PyMC forked Aesara to PyTensor#

The PyMC team would like to announce that we have forked the Aesara project.

This new project is called PyTensor. PyTensor will allow for new features such as labeled arrays, as well as speed up development and streamline the PyMC codebase and user experience. PyTensor is a community focused project and contributions are welcome.

Since the creation of Aesara, the PyMC and Aesara projects have been greatly intertwined. Aesara internals are critical to PyMC. In that time, however, the governance philosophies and technical goals of PyMC and Aesara diverged. PyMC is a NumFOCUS sponsored project since 2016. PyMC follows a community model where consensus is formed when making key decisions and moving forward. Aesara is following a model where a select group of core developers drive most development and make key decisions while nurturing outside contributions to core infrastructure or design decisions is not a priority (see Aesara’s contributing guide as well as Rocket Ship to Mars archetype).

While different development models can be successful for different open source software projects, the model followed by Aesara has proven to be incompatible with the collaborative process norms of the PyMC development team as well as our desire to influence key design decisions of Aesara. We believe the ability to contribute and influence the graph-engine is critical for our ability to innovate and make PyMC the best version it can be.

Thus, after careful consideration and discussion, both among our developers and between the projects, we have decided that forking the Aesara project is the best choice for PyMC, its community, and its developers.

What does this mean for PyMC?#

For now, we still depend on Aesara. As we are working towards a 5.0 release of PyMC that will depend on PyTensor instead of Aesara there will be a new dependency installed, but the package manager will handle this seamlessly. If you are using Aesara directly, you will have to adapt some imports, but the code will remain the same as the libraries are currently almost identical code-wise.

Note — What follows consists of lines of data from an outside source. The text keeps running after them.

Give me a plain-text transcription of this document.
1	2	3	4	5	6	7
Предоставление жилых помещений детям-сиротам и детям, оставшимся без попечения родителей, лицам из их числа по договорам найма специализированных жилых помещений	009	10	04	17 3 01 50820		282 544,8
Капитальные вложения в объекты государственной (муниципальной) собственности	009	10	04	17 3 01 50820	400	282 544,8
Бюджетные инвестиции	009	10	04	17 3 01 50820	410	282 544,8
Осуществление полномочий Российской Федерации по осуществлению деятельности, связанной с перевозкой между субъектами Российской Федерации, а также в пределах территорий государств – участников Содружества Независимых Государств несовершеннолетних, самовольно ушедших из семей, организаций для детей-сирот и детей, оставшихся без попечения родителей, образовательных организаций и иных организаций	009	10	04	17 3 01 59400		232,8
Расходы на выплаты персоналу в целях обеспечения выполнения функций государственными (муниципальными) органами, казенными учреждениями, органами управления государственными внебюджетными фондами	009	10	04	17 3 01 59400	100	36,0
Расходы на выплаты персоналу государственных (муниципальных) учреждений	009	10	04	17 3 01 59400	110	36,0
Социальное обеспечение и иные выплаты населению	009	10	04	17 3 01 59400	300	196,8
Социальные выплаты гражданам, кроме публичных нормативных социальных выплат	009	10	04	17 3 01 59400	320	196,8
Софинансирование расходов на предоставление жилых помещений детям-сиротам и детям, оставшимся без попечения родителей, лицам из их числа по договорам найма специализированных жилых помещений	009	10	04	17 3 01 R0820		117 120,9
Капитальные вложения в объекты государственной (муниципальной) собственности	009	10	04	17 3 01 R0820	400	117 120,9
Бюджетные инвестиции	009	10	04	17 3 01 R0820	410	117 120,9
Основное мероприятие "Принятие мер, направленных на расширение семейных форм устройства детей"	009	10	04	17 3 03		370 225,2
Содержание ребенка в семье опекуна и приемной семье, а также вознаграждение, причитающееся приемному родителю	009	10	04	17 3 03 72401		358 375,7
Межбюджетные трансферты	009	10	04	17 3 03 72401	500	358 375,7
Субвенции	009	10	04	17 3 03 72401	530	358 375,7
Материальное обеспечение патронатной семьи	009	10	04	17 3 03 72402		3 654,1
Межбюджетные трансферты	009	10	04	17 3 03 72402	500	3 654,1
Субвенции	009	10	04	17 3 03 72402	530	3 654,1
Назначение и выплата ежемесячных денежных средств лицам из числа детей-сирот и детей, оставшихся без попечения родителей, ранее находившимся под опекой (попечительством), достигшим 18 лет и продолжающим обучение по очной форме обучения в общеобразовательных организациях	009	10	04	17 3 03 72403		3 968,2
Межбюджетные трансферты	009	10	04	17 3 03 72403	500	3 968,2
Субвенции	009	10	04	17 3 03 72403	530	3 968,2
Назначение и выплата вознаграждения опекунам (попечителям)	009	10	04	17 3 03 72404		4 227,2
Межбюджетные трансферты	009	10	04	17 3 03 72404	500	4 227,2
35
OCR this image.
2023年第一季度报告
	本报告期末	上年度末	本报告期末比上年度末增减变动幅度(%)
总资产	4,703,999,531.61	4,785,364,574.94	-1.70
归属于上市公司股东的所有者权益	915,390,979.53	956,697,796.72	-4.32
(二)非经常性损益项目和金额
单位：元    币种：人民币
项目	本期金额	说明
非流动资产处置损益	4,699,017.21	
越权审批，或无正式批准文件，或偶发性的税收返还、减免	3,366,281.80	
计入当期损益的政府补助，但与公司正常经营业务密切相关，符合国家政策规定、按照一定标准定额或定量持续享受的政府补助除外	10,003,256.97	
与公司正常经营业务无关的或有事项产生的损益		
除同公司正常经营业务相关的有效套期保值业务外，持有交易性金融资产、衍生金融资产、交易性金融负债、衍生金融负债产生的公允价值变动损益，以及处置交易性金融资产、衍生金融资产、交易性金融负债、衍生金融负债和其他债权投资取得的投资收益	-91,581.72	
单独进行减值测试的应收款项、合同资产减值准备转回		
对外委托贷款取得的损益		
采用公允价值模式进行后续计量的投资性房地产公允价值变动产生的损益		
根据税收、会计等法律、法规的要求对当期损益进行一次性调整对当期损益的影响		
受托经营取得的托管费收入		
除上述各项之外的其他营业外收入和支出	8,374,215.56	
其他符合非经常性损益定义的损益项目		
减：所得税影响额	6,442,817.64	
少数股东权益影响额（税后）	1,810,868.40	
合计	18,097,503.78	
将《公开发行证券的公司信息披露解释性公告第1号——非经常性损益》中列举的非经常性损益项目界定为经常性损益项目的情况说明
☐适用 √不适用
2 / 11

The long-term impact will be positive. There are many exciting changes we plan to make that will directly improve the user and developer experience of PyMC.

One example is Xarray-like dimension support: Xarray adds many useful features to arrays. Most notably, named dimensions and coordinates. This is what allows coords and dims in PyMC to give names to your arrays. Currently, Aesara does not support this, nor are there plans to do so. But there are many benefits to having labeled tensors as well.

In addition, there are optimizations that are mostly geared towards the computations PyMC frequently perform, so we expect great speed-ups from these additions.

Community#

The PyMC project is community-led, with a governance structure, code of conduct and other mechanisms in place to ensure a great experience for everyone involved. We strongly believe that a welcoming and inclusive environment is critical for the long-term survival of any open-source project.

You can expect us to apply these same standards to PyTensor to make it a project people are excited to contribute to.

Conclusion#

As always, we are grateful to the amazing community of users and contributors. We continue to be humbled by the impact this project has had over the years in science, business, and personal learning. We’d like to especially thank the Aesara development team for all their tireless efforts in building this library and working with us.

We are very excited about the future of PyMC and its ecosystem.